Particularly telling was the agency’s response to concerns about resources. With a major upscaling of regulatory activities planned, the FDA anticipates enhancing its staffing through the FDA 2027 user fee act. Yet, the timeline and logistics of such an expansion beg scrutiny; ramping up a workforce skilled enough to handle the complexities of modern LDTs is no minor feat. The concern here is not just the scale of hiring but the training and integration of new staff to manage a highly specialized and burgeoning field.

The FDA also hinted at expanding its third-party review program to manage the workload, but again, details were sparse, raising questions about the feasibility of outsourcing such critical assessments. The underlying message was clear: while the agency’s intentions might be in the right place, its preparedness is not.
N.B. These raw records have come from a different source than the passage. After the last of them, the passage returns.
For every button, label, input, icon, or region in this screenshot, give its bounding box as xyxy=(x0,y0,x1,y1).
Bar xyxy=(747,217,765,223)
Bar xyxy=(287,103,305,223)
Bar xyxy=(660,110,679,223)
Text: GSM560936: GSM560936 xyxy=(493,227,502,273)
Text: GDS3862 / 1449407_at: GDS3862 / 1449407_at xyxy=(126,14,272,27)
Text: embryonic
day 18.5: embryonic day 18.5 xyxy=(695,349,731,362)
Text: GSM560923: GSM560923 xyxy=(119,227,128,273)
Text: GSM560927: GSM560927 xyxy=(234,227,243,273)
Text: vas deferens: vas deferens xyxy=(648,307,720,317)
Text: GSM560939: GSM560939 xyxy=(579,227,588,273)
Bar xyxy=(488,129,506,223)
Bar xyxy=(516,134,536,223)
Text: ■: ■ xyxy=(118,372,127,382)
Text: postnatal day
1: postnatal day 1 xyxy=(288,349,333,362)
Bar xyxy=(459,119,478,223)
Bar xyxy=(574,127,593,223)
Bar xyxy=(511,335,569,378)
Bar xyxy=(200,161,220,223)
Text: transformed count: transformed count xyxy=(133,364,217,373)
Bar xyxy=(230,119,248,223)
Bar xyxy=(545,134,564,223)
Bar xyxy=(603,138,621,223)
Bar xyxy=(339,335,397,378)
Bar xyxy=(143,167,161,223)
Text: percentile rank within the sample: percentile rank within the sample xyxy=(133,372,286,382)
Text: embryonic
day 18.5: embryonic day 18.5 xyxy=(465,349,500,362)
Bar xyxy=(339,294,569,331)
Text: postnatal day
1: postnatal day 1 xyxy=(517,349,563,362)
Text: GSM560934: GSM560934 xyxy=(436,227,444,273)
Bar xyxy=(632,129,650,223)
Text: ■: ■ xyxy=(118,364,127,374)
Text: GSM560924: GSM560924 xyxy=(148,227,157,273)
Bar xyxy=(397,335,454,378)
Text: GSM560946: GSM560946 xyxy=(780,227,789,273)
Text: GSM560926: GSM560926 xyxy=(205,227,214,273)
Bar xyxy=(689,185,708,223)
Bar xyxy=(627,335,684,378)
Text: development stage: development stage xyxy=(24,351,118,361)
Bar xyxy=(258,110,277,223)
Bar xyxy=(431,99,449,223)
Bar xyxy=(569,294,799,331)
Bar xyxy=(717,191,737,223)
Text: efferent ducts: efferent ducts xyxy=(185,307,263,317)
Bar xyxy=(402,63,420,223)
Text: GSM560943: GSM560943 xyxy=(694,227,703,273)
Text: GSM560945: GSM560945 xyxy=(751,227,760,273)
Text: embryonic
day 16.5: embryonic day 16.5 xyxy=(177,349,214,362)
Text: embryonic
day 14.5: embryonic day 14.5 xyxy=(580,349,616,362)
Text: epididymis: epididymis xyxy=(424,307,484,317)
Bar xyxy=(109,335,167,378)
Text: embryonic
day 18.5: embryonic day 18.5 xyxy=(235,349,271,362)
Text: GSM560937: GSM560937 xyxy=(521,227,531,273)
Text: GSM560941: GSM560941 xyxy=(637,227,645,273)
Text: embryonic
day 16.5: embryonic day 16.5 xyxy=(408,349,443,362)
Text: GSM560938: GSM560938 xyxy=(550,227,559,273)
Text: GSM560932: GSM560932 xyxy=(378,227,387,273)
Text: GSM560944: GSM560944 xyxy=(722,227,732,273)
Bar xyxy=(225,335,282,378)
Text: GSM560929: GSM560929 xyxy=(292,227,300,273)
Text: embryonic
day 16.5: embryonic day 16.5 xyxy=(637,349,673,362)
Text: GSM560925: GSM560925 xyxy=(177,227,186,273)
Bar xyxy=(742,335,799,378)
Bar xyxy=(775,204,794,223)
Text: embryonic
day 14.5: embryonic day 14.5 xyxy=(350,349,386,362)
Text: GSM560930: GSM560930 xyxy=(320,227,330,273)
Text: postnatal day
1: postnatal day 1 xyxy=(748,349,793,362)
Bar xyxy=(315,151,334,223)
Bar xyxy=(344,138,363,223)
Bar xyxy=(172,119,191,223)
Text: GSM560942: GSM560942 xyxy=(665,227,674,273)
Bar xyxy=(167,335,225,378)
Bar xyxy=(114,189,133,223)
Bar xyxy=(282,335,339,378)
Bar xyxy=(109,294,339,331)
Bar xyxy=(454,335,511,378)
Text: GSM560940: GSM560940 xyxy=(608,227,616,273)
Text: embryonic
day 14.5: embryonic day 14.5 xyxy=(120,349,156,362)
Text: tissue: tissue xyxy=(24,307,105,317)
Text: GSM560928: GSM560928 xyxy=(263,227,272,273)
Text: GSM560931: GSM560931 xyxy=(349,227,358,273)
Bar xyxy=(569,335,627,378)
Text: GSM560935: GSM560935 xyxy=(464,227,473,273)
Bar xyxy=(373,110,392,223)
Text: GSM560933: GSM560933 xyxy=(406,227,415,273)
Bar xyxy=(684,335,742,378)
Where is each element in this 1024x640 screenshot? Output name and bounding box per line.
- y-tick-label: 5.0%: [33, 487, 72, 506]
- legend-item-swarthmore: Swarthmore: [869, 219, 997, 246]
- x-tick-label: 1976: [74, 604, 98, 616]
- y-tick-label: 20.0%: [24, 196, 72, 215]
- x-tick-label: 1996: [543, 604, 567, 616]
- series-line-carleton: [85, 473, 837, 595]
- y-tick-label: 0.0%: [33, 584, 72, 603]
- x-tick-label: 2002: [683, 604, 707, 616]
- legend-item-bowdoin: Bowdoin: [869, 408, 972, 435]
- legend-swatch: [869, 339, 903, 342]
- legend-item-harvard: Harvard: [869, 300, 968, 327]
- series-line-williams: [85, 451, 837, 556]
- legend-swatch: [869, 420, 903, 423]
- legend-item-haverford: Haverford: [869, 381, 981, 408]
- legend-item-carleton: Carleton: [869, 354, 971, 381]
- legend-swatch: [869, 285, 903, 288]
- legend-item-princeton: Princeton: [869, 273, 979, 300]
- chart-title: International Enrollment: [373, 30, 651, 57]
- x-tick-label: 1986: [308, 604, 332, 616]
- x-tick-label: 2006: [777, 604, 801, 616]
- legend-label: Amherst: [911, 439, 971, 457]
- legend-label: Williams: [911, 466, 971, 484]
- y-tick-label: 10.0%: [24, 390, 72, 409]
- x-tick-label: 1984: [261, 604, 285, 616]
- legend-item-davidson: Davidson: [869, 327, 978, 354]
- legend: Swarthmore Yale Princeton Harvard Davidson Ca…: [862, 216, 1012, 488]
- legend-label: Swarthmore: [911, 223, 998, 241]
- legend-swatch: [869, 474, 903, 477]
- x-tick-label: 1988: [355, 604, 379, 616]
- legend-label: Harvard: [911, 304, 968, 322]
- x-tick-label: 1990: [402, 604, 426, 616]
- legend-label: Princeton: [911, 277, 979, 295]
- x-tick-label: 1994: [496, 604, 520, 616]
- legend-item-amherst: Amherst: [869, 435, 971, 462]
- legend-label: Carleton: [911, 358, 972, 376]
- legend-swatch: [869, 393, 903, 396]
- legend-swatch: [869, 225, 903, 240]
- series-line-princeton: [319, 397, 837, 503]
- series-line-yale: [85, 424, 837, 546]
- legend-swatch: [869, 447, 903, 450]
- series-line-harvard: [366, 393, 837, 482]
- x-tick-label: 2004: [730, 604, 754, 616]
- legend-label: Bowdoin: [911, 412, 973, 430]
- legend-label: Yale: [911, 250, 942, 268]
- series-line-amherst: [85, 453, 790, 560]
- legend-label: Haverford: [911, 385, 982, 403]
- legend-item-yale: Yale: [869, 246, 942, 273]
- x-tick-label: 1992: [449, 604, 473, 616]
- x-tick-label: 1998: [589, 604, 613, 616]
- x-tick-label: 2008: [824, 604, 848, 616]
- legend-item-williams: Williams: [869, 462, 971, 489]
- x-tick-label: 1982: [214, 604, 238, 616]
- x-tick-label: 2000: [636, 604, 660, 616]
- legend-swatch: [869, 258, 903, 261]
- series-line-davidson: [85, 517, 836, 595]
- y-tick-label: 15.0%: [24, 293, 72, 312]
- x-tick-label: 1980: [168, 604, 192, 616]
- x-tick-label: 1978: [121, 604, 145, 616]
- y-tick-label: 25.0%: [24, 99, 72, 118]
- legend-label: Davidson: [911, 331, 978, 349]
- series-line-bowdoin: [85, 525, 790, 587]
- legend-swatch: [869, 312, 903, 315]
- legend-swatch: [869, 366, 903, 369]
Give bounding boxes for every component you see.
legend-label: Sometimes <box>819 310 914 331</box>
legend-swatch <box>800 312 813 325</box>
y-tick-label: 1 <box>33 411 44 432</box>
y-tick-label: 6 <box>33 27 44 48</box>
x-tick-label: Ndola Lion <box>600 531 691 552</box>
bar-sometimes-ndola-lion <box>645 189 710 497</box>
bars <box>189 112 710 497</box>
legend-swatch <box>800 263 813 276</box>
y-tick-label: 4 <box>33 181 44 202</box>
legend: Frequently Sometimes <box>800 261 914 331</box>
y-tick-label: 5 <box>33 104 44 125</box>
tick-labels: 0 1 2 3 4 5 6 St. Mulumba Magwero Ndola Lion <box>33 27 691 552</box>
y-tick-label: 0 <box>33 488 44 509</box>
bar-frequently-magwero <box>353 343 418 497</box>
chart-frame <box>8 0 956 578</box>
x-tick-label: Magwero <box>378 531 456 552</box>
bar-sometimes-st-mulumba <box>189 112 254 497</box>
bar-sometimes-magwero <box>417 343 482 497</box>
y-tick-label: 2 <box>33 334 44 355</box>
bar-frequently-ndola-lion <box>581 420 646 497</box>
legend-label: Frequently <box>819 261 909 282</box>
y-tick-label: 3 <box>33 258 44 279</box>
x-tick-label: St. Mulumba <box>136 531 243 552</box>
From the perspective of many industry stakeholders participating in the webinar, the FDA’s plan feels like a grand vision limited by a lack of quantitative planning. The approach risks not only overwhelming the FDA's current capabilities but also burdening a well-functioning part of healthcare, especially with the rapid advances in oncology. The shift could cut back the pace of medical advancements and complicate the regulatory landscape to a degree that will quickly discourage smaller startups and spinouts from pursuing breakthroughs.

As we parse through the FDA’s ambitious regulatory overhaul for LDTs, the balance between ensuring safety and nurturing innovation is vital to preserve. We don't need a precarious gamble, predicated more on hopeful outcomes than on assured readiness. The medical community, and indeed the patients we serves, deserve a plan as robust at its foundation as in its aspirations.